# Wet in Manchester



## -Oy- (Jun 9, 2019)

Wet folk in boots/wellies in Manchester yesterday..
They were on the way to the "Parklife" music festival in Heaton Park.

1.






2.





3.





4.





5.





6.





7.





8.


----------



## Grampa Don (Jun 9, 2019)

Ahh, to be young and crazy.  Rain, what rain?  Nice photos.

Don


----------



## Falcon (Jun 9, 2019)

Great  "Wet  pics  OY.  :thankyou:


----------



## Capt Lightning (Jun 9, 2019)

My daughter lives in Sale.  She would tell you that it always rains in Manchester .  I trust all those zombies had waterproof mobiles. Shame none of them could afford decent clothes.


----------



## -Oy- (Jun 9, 2019)

Capt Lightning said:


> My daughter lives in Sale.  She would tell you that it always rains in Manchester .  I trust all those zombies had waterproof mobiles. Shame none of them could afford decent clothes.



Ooooh Sale! Posh! They get out of the bath to pee in Sale


----------



## Bee (Jun 10, 2019)

Lovely photos -Oy-


----------



## oldman (Jun 10, 2019)

Nice quality of your pictures.

The kids look like an English version of Walmart shoppers.


----------



## -Oy- (Jun 11, 2019)

Thanks both.


----------



## Shalimar (Jun 11, 2019)

Perceptions  of decent clothes often change with time. My mini dresses with no bra and matching hot pants were considered less than decent as was my nose stud. I loved to push boundaries. Now no one would care. Today’s young have fun doing the same thing. Right of passage into adulthood. Hope they have as much fun as I did.


----------



## -Oy- (Jun 11, 2019)

Shalimar said:


> Perceptions  of decent clothes often change with time. My mini dresses with no bra and matching hot pants were considered less than decent as was my nose stud. I loved to push boundaries. Now no one would care. Today’s young have fun doing the same thing. Right of passage into adulthood. Hope they have as much fun as I did.



Very well said


----------



## Shalimar (Jun 11, 2019)

-Oy- said:


> Very well said


Thank you.


----------



## Ruthanne (Jun 22, 2019)

Very nice photos Oy.


----------



## Ruthanne (Jun 22, 2019)

Shalimar said:


> Perceptions  of decent clothes often change with time. My mini dresses with no bra and matching hot pants were considered less than decent as was my nose stud. I loved to push boundaries. Now no one would care. Today’s young have fun doing the same thing. Right of passage into adulthood. Hope they have as much fun as I did.

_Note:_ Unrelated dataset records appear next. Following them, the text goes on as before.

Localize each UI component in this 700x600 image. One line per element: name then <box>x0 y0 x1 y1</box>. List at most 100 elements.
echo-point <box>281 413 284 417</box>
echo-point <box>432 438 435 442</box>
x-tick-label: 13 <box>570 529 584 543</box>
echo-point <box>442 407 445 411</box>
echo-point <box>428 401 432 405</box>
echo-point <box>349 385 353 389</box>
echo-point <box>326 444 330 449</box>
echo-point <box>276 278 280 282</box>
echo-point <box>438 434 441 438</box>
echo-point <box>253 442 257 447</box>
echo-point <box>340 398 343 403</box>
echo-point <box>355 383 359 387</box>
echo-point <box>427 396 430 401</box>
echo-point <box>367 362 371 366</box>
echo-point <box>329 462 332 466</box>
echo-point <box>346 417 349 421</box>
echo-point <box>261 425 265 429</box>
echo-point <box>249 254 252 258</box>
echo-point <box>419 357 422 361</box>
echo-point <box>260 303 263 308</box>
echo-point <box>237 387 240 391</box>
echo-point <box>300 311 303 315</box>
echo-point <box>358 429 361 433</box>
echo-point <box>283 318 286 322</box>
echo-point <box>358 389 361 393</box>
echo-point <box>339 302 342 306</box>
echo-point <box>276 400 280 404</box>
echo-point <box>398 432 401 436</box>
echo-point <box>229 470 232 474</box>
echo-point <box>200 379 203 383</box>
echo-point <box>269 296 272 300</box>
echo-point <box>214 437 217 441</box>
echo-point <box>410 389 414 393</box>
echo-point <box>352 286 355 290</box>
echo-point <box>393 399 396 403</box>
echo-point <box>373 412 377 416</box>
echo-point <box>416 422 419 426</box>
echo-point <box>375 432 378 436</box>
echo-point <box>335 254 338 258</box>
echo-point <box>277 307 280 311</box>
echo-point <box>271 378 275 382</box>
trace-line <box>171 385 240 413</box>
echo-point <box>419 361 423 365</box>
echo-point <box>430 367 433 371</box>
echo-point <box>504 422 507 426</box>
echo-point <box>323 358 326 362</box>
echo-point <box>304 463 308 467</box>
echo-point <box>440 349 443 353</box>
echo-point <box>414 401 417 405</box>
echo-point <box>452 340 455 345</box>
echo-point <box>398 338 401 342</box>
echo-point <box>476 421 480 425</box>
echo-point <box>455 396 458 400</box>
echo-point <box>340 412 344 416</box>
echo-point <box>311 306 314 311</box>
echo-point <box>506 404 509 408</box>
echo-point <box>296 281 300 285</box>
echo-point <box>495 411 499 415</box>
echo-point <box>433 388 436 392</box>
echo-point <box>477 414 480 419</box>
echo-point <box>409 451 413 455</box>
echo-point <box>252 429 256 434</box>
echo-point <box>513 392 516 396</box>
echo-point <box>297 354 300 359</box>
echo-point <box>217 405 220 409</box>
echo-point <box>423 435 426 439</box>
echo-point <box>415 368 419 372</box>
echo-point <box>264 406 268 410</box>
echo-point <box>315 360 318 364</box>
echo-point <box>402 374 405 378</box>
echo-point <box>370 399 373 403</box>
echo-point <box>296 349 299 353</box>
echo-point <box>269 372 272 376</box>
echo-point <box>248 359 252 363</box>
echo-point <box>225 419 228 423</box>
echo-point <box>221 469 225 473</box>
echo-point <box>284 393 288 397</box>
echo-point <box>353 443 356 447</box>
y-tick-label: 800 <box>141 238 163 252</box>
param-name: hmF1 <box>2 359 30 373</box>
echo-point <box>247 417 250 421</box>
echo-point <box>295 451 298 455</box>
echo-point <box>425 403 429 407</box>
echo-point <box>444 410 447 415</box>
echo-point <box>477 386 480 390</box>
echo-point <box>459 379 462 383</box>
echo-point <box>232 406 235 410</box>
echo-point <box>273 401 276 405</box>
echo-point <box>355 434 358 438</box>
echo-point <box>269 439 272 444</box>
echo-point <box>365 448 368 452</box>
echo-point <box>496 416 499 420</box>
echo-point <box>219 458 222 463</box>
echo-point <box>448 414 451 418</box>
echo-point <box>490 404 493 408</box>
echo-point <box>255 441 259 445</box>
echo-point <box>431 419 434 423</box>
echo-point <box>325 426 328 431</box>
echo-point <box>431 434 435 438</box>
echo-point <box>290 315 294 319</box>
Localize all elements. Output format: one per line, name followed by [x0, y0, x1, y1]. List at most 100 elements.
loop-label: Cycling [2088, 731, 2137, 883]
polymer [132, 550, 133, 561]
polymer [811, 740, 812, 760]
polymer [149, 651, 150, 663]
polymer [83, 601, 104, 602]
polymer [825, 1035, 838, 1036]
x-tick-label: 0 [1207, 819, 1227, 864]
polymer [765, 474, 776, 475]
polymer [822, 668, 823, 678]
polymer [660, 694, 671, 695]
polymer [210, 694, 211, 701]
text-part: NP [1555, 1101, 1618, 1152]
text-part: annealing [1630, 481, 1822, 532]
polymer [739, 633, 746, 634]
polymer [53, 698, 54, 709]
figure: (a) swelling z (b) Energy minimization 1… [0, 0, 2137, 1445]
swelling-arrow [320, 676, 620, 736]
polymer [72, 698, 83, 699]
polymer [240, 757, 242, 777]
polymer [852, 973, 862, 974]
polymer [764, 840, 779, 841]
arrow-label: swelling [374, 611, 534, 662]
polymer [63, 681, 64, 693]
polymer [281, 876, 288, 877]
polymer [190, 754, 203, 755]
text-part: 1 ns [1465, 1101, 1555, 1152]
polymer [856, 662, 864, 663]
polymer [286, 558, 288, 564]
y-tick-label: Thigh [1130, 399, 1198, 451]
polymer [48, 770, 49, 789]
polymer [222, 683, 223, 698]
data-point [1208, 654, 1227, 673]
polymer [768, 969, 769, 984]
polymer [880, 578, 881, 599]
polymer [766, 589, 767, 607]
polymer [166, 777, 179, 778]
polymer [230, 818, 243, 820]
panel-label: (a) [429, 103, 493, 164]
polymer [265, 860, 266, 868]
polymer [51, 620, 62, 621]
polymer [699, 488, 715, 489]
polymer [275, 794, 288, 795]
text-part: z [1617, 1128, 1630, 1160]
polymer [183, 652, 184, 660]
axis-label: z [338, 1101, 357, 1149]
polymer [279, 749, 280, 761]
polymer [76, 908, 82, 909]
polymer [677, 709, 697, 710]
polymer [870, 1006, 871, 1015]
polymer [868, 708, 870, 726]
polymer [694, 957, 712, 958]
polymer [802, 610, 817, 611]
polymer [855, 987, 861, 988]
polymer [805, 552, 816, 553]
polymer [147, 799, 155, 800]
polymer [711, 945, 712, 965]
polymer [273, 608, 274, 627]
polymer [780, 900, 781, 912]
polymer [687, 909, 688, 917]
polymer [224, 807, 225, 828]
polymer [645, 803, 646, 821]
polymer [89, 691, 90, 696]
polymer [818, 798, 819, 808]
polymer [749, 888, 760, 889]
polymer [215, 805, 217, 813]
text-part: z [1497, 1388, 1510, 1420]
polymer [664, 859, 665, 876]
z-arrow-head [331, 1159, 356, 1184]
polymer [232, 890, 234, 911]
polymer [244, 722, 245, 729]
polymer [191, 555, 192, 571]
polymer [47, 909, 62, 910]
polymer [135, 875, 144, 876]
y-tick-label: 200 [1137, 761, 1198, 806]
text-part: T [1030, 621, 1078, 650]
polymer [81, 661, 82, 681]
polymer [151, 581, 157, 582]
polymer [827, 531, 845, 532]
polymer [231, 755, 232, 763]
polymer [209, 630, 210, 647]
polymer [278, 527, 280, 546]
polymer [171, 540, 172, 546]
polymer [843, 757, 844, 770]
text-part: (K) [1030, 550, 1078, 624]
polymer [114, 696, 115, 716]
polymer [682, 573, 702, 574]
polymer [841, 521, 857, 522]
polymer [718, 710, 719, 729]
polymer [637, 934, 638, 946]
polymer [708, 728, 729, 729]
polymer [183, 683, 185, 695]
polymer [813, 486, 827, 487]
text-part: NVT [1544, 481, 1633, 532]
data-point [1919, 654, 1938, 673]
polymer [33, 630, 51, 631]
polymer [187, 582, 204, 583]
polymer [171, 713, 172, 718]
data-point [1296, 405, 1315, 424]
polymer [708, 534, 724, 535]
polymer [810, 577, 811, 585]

I used to push those boundaries too when young.  I had a lot of fun doing it, too!


----------



## Shalimar (Jun 22, 2019)

Ruthanne said:


> I used to push those boundaries too when young.  I had a lot of fun doing it, too!


Come to think of it, i still do.


----------



## -Oy- (Jun 23, 2019)

Reminds me of this...

https://www.scottishpoetrylibrary.org.uk/poem/warning/


----------



## Shalimar (Jun 25, 2019)

-Oy- said:


> Reminds me of this...
> 
> https://www.scottishpoetrylibrary.org.uk/poem/warning/


I love that poem. My aunt gave me a copy some years ago.


----------



## Keesha (Jun 26, 2019)

Shalimar said:


> Come to think of it, i still do.



Me too :laugh: 
And I have leopard leggings similar to the girl in the first post as well as the khakis coloured coat and black shorts in the last one. They look like regular kids having fun in the rain. 

Nice photos Oy.


----------



## Keesha (Jun 26, 2019)

Shalimar said:


> I love that poem. My aunt gave me a copy some years ago.


So do I. That’s me through and through. :yes:


----------



## Shalimar (Jun 26, 2019)

Absolutely, Keesha.


----------